Tenant interest for space on Fifth Avenue will allow landlords to enhance rents significantly this year, while the ongoing transformation of Lower Manhattan will boost foot traffic in the area. The upswing in tourism is rippling to the outer boroughs as well.
Budget-conscious travelers can rent a room in Long Island City, Williamsburg and Downtown Brooklyn for an average of $60 less per night than comparable rooms in Manhattan.
As a result, developers will ramp up construction and deliver a total of 3,400 rooms to the city this year, while another 6,200 rooms will come online by 2014.
Retailers will capitalize on this trend and expand near new developments and tourist attractions to capture a slice of the estimated $32 billion visitors are expected to spend in New York City in 2012.
Supply constraints and intense demand for retail properties in NYC will keep cap rates compressed. As uncertainty persists in Europe, private and foreign buyers will expand in primary markets to reduce risk.
In Manhattan, Midtown will draw keen interest as investors acquire retail condos with a value-add component, while more conservative buyers will purchase single-tenant assets leased to a highly rated tenant.
As competition remains fierce, initial yields will average below 5 percent for investment-grade properties. Buyers hunting for higher yields and lower price points, meanwhile, will turn to downtown for under-performing properties.
The median price in the area is 15 percent lower than Midtown’s and returns average up to 200 basis points higher.
In the outer boroughs, a bulk of the deals will be closed by local syndicates. Investors will target mixed-use, residential properties valued below $5 million in densely populated neighborhoods. After doing improvements to boost rent rolls, most owners will hold the property for long-term cash flow.

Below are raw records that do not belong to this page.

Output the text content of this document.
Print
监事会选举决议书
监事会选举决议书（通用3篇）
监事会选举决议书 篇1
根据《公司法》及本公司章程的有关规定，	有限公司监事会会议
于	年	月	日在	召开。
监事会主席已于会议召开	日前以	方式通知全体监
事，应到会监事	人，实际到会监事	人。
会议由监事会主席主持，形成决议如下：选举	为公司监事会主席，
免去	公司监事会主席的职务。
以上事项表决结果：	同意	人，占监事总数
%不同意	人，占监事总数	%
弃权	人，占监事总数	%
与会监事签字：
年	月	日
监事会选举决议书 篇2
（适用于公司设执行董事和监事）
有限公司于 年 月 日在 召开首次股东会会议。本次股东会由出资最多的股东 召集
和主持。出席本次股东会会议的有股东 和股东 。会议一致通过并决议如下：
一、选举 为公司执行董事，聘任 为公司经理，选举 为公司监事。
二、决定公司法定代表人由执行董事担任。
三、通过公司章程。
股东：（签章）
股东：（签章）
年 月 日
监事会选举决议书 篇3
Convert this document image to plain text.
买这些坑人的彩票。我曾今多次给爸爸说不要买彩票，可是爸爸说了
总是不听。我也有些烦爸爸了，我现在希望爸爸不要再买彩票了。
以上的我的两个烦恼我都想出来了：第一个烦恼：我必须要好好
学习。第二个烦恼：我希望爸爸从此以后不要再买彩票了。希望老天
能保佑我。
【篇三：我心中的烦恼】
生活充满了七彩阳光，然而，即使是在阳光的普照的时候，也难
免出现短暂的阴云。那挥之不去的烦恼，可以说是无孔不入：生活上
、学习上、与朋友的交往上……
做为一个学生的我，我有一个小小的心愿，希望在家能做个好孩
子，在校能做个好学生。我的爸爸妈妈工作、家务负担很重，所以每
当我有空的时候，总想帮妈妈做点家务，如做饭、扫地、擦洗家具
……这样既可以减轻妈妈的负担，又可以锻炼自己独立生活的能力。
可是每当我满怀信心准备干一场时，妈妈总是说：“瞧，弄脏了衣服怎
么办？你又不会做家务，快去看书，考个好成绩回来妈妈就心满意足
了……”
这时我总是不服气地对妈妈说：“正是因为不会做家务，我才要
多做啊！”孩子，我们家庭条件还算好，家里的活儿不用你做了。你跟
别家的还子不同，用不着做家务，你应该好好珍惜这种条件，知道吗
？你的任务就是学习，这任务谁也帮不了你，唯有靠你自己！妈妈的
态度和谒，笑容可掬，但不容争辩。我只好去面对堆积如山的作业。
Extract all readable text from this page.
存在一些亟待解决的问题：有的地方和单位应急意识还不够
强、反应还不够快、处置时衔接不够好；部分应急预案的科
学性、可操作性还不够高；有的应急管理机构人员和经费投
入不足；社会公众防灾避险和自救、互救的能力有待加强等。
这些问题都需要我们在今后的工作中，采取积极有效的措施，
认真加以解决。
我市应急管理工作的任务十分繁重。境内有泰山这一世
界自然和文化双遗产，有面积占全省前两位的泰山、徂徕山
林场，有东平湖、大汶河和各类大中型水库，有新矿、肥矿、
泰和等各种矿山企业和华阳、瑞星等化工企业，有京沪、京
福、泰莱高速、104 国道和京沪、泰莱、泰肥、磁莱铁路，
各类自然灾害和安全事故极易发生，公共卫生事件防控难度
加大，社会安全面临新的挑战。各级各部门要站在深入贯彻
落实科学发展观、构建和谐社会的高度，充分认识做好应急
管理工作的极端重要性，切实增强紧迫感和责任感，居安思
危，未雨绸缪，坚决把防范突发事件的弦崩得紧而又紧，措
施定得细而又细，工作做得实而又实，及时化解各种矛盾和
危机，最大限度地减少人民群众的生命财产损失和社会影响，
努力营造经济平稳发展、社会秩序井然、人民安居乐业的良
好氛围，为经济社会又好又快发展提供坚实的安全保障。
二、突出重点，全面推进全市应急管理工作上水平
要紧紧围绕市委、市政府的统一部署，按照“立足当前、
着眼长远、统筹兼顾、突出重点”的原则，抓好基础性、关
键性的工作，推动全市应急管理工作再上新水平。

An improving economy will bolster consumer spending this year, while discounted rents will allow tenants once priced out of the market to expand in the state.
In Northern New Jersey, the revitalization of Jersey City has prompted city officials to create a more vibrant downtown by expanding restaurant row and loosening requirements to obtain entertainment licenses.
Rising rents across the Hudson may encourage mom-and-pop tenants to consider locations along the waterfront, where favorable leasing terms will lower expenses.
Elsewhere, the opening of the Revel casino and resort will be a major economic boon for South Jersey. The casino has already hired 5,500 employees, which will lower the unemployment rate and should support wage growth in the region.
Additionally, the influx of visitors to the resort will boost retail sales and entice tenants to expand nearby.
Sales activity will remain firm in New Jersey as owners look to sell assets in advance of potential increases in interest rates and capital gains taxes.
Private investors will target stabilized shopping centers with national retailers in affluent pockets of the state. Due to the rarity of these listings and intense demand, first-year returns will remain tight. Averaging in the low- to mid-7 percent range, depending on tenant lineup and location, the spread between initial yields and financing rates will offer investors a favorable alternative to other asset classes.
Local high-net-worth individuals, meanwhile, will compete for well-occupied strip centers as lenders expand access to financing.
A few qualified buyers will secure inexpensive debt to reduce equity commitments, while value-add investors will pay cash for strip centers with short-term leases.
Once leases rollover, operators will make major upgrades to the property to capture higher rents over the long-term. Cap rates on this property type will trade as low as 8 percent.